Alicante, donde yo vivo ahora, se ha convertido en noticia por un proceso de adjudicación de vivienda pública y veo la foto del complejo objeto de escándalo. Al margen del comentario sobre el posible uso de influencias, corrupción y demás, me llama la atención que se destine dinero público a una promoción de esas características. Una enorme piscina, gimnasio, tres y cuatro habitaciones, dos canchas de tenis y otra polideportiva…¿Es ese el objeto de una protección oficial que, en teoría, tendría que estar destinada a la satisfacción de una necesidad tan básica como la de contar con una vivienda “digna”? ¿Cuándo se ha dado el salto para salvar la distancia que separa la dignidad del lujo?
La foto me coloca ante el recuerdo de las primeras viviendas de amigos y parientes en sus inicios de independencia o vida en pareja y la distancia es tal que me asombra. Yo mismo, cuando me casé, estuve viviendo en una buhardilla rehabilitada de un solo ambiente compartido por el salón y una cama colocada en altura con una pasillo en el que habían metido con calzador un baño y una cocina mínima. Otros alquilaron pisos en barrios modestos o, directamente, se fueron fuera de Madrid buscando casas que pudieran pagar, pero juro que ninguna se acercaba, ni de lejos a lo que se ve en la foto, algo desconocido en los 70 y 80. Creo, y dudo que me equivoque, que ninguno de nosotros duda un sólo segundo en calificar como lujosa la urbanización que se ve en la foto, lo cual abre la polémica sobre la lógica de las aspiraciones de aquellos que se ponen en marcha para pelear por sus vidas.
Es posible que nosotros seamos los culpables de introducir en sus cabezas la idea de unos “mínimos” que nosotros ni soñamos, pero me da la sensación de que se nos ha ido la olla y hemos dejado que se confunda lo básico con el lujo. Tener, o habitar, una casa es algo básico, pero contar con una piscina y gimnasio no lo es. No voy a reivindicar aquí una práctica espartana, pero creo que los recursos públicos sí deberían tener un objetivo mucho más austero, pues somos todos los que ayudamos a que esos recursos lleguen a los que están necesitados de ayuda para alcanzar los mínimos, no los máximos.
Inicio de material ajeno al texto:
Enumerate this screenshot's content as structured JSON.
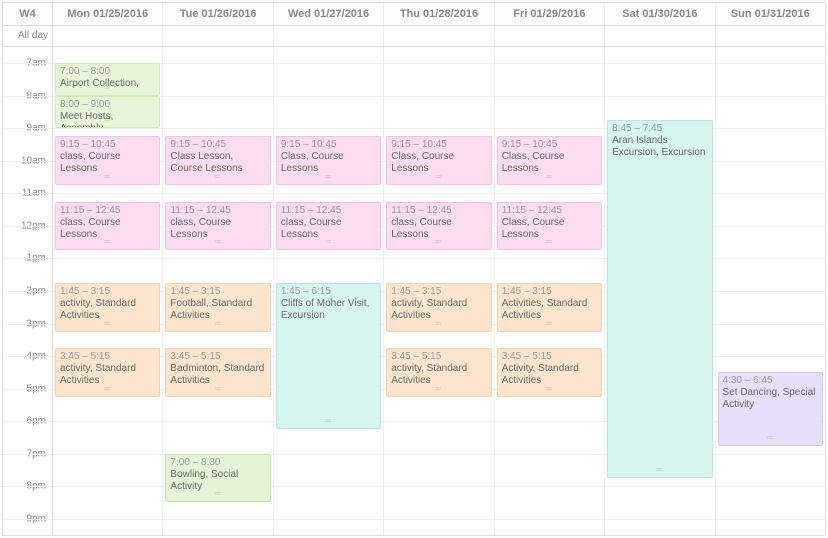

Creo que, en este caso, el verdadero escándalo radica en destinar recursos públicos a lo que es superfluo y absolutamente innecesario.
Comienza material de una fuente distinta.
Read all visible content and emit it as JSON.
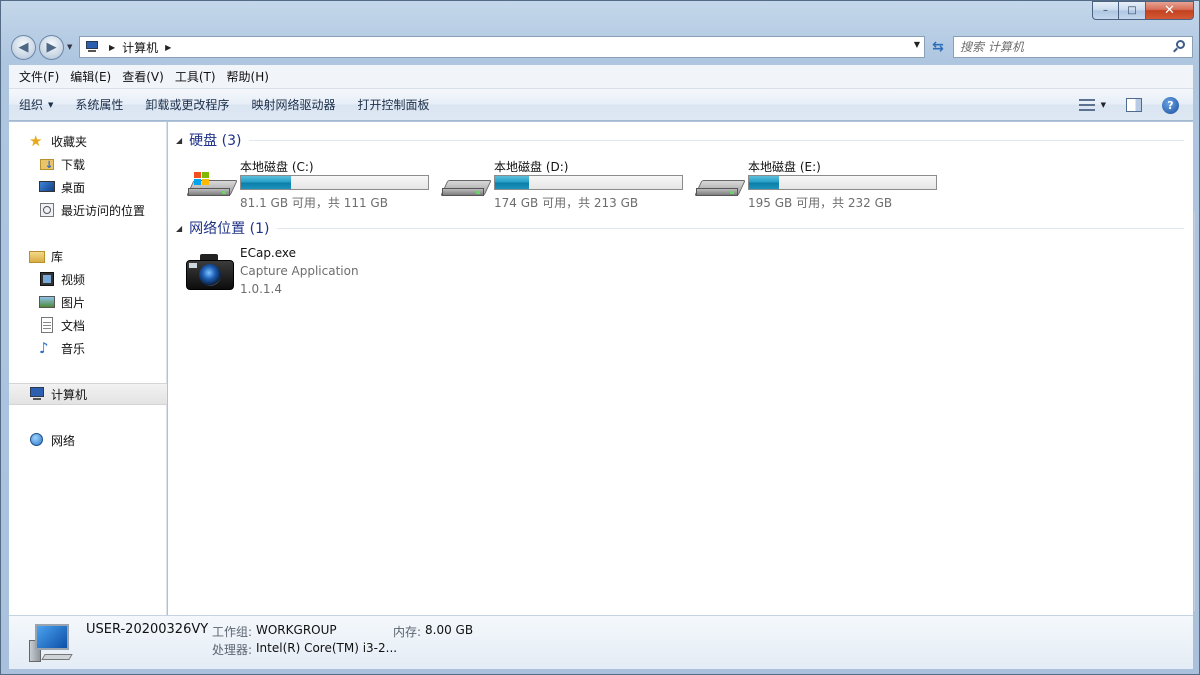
{
  "window": {
    "controls": {
      "min": "–",
      "max": "□",
      "close": "✕"
    }
  },
  "address": {
    "crumbs": [
      "计算机"
    ]
  },
  "search": {
    "placeholder": "搜索 计算机"
  },
  "menubar": [
    "文件(F)",
    "编辑(E)",
    "查看(V)",
    "工具(T)",
    "帮助(H)"
  ],
  "toolbar": {
    "organize": "组织",
    "buttons": [
      "系统属性",
      "卸载或更改程序",
      "映射网络驱动器",
      "打开控制面板"
    ]
  },
  "navpane": {
    "favorites": {
      "label": "收藏夹",
      "items": [
        "下载",
        "桌面",
        "最近访问的位置"
      ]
    },
    "libraries": {
      "label": "库",
      "items": [
        "视频",
        "图片",
        "文档",
        "音乐"
      ]
    },
    "computer": "计算机",
    "network": "网络"
  },
  "groups": {
    "hdd": {
      "title": "硬盘 (3)"
    },
    "network": {
      "title": "网络位置 (1)"
    }
  },
  "drives": [
    {
      "name": "本地磁盘 (C:)",
      "free": "81.1 GB 可用，共 111 GB",
      "used_fraction": 0.27,
      "system": true
    },
    {
      "name": "本地磁盘 (D:)",
      "free": "174 GB 可用，共 213 GB",
      "used_fraction": 0.18,
      "system": false
    },
    {
      "name": "本地磁盘 (E:)",
      "free": "195 GB 可用，共 232 GB",
      "used_fraction": 0.16,
      "system": false
    }
  ],
  "app": {
    "name": "ECap.exe",
    "description": "Capture Application",
    "version": "1.0.1.4"
  },
  "details": {
    "computer_name": "USER-20200326VY",
    "workgroup_label": "工作组:",
    "workgroup": "WORKGROUP",
    "memory_label": "内存:",
    "memory": "8.00 GB",
    "cpu_label": "处理器:",
    "cpu": "Intel(R) Core(TM) i3-2..."
  },
  "colors": {
    "accent": "#1e3287",
    "drive_bar": "#26a0c8",
    "chrome": "#aec6e0"
  }
}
España tiene muchos recursos y grandes carencias en el terreno de la vivienda y, creo, hay que enfocar la solución a ese problema con cierto rigor y con mucha más sensatez y austeridad. Hay que satisfacer lo más esencial, lo básico, sin confundir los objetivos como, me parece, se está haciendo. Esas viviendas, cuyo coste desconozco, habrán costado un verdadero pastizal inalcanzable para los que no pueden acceder a ese gasto y que, de verdad, necesitan del apoyo de los recursos de la administración para acceder a un derecho constitucional, punto del que se olvidan muchos defensores a ultranza de la Constitución.
Ha dimitido la concejala responsable del dislate y del enchufe, pero no lo ha hecho por poner esa promoción marcha, que es el verdadero dislate de su gestión. Definitivamente, se nos ha ido la pelota.